The Venezuelan Red Cross on Tuesday announced the entry into the country of the first shipment of humanitarian aid, including electric generators that will be allocated to several hospitals with the aim of ensuring that those health centers have electricity amid the frequent power outages being experienced around the country.

The president of the Venezuelan Society of the Red Cross, Mario Villarroel, reported the arrival of the shipment "with great joy and responsibility" from the Maiquetia international airport near Caracas.

"At this time the first shipment of humanitarian aid from the Red Cross is entering Venezuela ... It includes medical supplies, electric (generators) and medicines that will be distributed to different hospitals in the country," he said.

Villarroel reiterated that the aid will be distributed according to the principles of "neutrality, impartiality and independence" that govern the organization and its work.

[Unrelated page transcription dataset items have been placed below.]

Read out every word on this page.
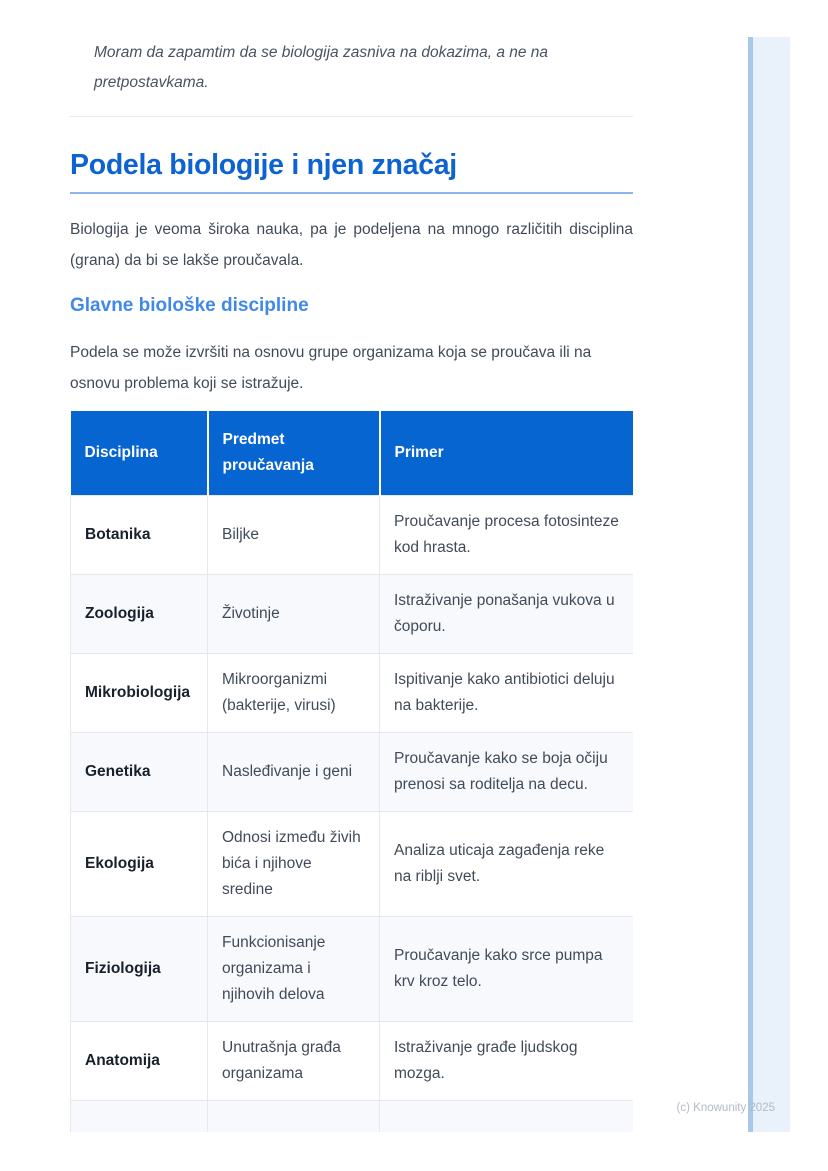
Moram da zapamtim da se biologija zasniva na dokazima, a ne na pretpostavkama.

Podela biologije i njen značaj

Biologija je veoma široka nauka, pa je podeljena na mnogo različitih disciplina (grana) da bi se lakše proučavala.

Glavne biološke discipline

Podela se može izvršiti na osnovu grupe organizama koja se proučava ili na osnovu problema koji se istražuje.

Disciplina	Predmet proučavanja	Primer
Botanika	Biljke	Proučavanje procesa fotosinteze kod hrasta.
Zoologija	Životinje	Istraživanje ponašanja vukova u čoporu.
Mikrobiologija	Mikroorganizmi (bakterije, virusi)	Ispitivanje kako antibiotici deluju na bakterije.
Genetika	Nasleđivanje i geni	Proučavanje kako se boja očiju prenosi sa roditelja na decu.
Ekologija	Odnosi između živih bića i njihove sredine	Analiza uticaja zagađenja reke na riblji svet.
Fiziologija	Funkcionisanje organizama i njihovih delova	Proučavanje kako srce pumpa krv kroz telo.
Anatomija	Unutrašnja građa organizama	Istraživanje građe ljudskog mozga.

(c) Knowunity 2025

In addition, he thanked Venezuelan authorities for the cooperation they provided to ensure the arrival of the aid shipment and called on "everyone not to allow the politicization of this great achievement."

Venezuelan Health Minister Carlos Alvarado said that this first shipment of "humanitarian technical assistance" included 24 tons of supplies coming from Panama, including medication for dealing with emergencies, 14 electric generators and containers for storing water.

"A good portion of this material is going to be distributed to the eight hospitals and more than 30 outpatient clinics the Red Cross has in the country and half of it is going to be distributed within the public health system at a joint work station," he said at the airport.

Alvarado said that the humanitarian aid "is coming to make up for the blockade in acquiring medicines" that the government of Nicolas Maduro blames on countries like the United States, who have imposed sanctions on top Venezuelan officials.

"It's a shipment that's coming by agreement with the Bolivarian government, with the agreement and authorization of President Nicolas Maduro," he added.

The United Nations has said that seven million Venezuelans need humanitarian assistance, that is to say about one in every four citizens, according to the latest government estimate of the population.

The country has been going through a severe economic crisis that has resulted in a tremendous scarcity of food and medicine, a deterioration in public services, hyperinflation and instability in the electric grid.